The path scheme allows us to idempotently run the script, and it allows us to reliably locate the image in space. We culd add other metadata about each image in the same directory, in, say, a ‘metadatafile. Or we could savejpegs` etc. The point is that the directory is the location for all the data about that particlar square of space.

for x in xrange:
  xmina=x
  xmaxa=xmina+image_dim_meters
  print("Strip:" + str(x))
  for y in yrange:
    time.sleep(5)
    ymina=y
    ymaxa=ymina+image_dim_meters
    fileURL = "cct/"+str(image_dim_meters)+"/"+str(xmina)+"/"+str(ymina) + "/img.png"
    fileExists=os.path.isfile(fileURL)
    if fileExists:
      print(fileURL + " exists. Skipping.")
    else:
      print(fileURL)
      print(os.path.dirname(fileURL))
      imgURL = "https://cityimg.capetown.gov.za/erdas-iws/esri/GeoSpatial%20Datasets/rest/services/Aerial%20Imagery_Aerial%20Imagery%202021Mar/MapServer/export?bbox="+str(xmaxa)+","+str(ymaxa)+","+str(xmina)+","+str(ymina)+"&size=2500,2500"
      os.makedirs(os.path.dirname(fileURL), exist_ok=True)
      urllib.request.urlretrieve(imgURL, fileURL)
      print(imgURL)

Et voila!
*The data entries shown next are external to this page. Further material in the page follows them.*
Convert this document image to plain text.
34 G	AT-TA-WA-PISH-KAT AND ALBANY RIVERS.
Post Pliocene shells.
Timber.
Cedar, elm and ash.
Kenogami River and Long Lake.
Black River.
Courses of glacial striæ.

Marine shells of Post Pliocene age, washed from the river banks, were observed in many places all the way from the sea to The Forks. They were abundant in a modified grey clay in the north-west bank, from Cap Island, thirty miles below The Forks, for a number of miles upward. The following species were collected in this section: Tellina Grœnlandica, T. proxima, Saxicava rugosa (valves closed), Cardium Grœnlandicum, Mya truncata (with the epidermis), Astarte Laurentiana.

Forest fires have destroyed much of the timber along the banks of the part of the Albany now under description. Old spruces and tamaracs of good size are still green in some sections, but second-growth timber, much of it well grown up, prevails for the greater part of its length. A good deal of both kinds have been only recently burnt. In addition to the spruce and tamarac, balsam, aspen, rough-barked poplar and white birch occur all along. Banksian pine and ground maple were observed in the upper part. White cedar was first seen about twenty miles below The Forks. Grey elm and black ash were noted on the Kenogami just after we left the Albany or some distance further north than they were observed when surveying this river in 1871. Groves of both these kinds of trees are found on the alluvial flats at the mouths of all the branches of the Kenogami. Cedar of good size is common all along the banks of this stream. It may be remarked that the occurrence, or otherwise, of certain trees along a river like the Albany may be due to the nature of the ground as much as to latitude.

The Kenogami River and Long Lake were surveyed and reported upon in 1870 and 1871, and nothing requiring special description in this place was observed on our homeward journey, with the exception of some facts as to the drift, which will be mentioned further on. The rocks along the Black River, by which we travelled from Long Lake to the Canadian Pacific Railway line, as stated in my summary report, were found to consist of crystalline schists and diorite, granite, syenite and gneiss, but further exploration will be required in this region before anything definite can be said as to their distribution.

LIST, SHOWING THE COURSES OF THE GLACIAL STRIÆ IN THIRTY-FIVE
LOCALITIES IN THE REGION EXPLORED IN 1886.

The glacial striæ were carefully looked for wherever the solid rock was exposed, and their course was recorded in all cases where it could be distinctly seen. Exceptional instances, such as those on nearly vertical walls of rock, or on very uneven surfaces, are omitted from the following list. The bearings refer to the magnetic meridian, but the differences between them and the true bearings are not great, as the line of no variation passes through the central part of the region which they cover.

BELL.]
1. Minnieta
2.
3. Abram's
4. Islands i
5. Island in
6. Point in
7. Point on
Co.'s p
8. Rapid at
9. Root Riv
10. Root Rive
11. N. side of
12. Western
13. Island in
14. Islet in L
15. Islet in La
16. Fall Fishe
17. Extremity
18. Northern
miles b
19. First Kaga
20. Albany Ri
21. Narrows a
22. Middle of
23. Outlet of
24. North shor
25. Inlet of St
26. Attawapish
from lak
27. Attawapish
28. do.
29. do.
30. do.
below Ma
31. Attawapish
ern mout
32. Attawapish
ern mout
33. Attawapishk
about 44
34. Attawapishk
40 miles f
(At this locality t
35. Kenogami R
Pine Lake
If you check out your working directory, there should be a new subdirectory called cct that is slowly filling up with images.
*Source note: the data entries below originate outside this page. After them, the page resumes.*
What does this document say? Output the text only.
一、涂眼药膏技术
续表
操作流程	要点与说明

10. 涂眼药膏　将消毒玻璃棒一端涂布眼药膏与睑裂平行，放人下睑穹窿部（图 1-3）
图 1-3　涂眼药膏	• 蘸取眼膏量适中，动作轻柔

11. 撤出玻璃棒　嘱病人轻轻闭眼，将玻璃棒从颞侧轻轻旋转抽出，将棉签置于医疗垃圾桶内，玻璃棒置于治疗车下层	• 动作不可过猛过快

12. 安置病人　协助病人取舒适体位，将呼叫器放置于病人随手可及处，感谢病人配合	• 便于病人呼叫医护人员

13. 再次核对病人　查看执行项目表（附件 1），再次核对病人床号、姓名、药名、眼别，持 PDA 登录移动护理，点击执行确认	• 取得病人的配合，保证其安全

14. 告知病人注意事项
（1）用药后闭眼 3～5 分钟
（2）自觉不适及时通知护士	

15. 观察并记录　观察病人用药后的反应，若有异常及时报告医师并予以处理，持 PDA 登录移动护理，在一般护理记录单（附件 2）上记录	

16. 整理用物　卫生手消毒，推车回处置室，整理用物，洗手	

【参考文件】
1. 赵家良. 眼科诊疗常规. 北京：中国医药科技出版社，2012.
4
Full script, for copypaste:

import random
import urllib.request
import os
import time

xmax=900
xmin=-64132
ymax=-3704900
ymin=-3803651
image_dim_meters=100
xwidth_meters=image_dim_meters
yheight_meters=image_dim_meters
xrange = list(range(xmin, xmax, image_dim_meters))
yrange = list(range(ymin, ymax, image_dim_meters))
random.shuffle(xrange)
random.shuffle(yrange)


for x in xrange:
  xmina=x
  xmaxa=xmina+image_dim_meters
  print("Strip:" + str(x))
  for y in yrange:
    time.sleep(5)
    ymina=y
    ymaxa=ymina+image_dim_meters
    fileURL = "cct/"+str(image_dim_meters)+"/"+str(xmina)+"/"+str(ymina) + "/img.png"
    fileExists=os.path.isfile(fileURL)
    if fileExists:
      print(fileURL + " exists. Skipping.")
    else:
      print(fileURL)
      print(os.path.dirname(fileURL))
      imgURL = "https://cityimg.capetown.gov.za/erdas-iws/esri/GeoSpatial%20Datasets/rest/services/Aerial%20Imagery_Aerial%20Imagery%202021Mar/MapServer/export?bbox="+str(xmaxa)+","+str(ymaxa)+","+str(xmina)+","+str(ymina)+"&size=2500,2500"
      os.makedirs(os.path.dirname(fileURL), exist_ok=True)
      urllib.request.urlretrieve(imgURL, fileURL)
      print(imgURL)

Now what?

Well we can use this imagery for all sorts of interesting stuff. Counting dwellings or trees, estimating farmland extent etc.

I want to write a little script that takes 12 random images from my cached cct directory, combines them into a grid, and sets my wallpaper each morning, so I can see a different bit of Cape Town each day. But that looks like it needs more than just base python so I’ll leave it for another day.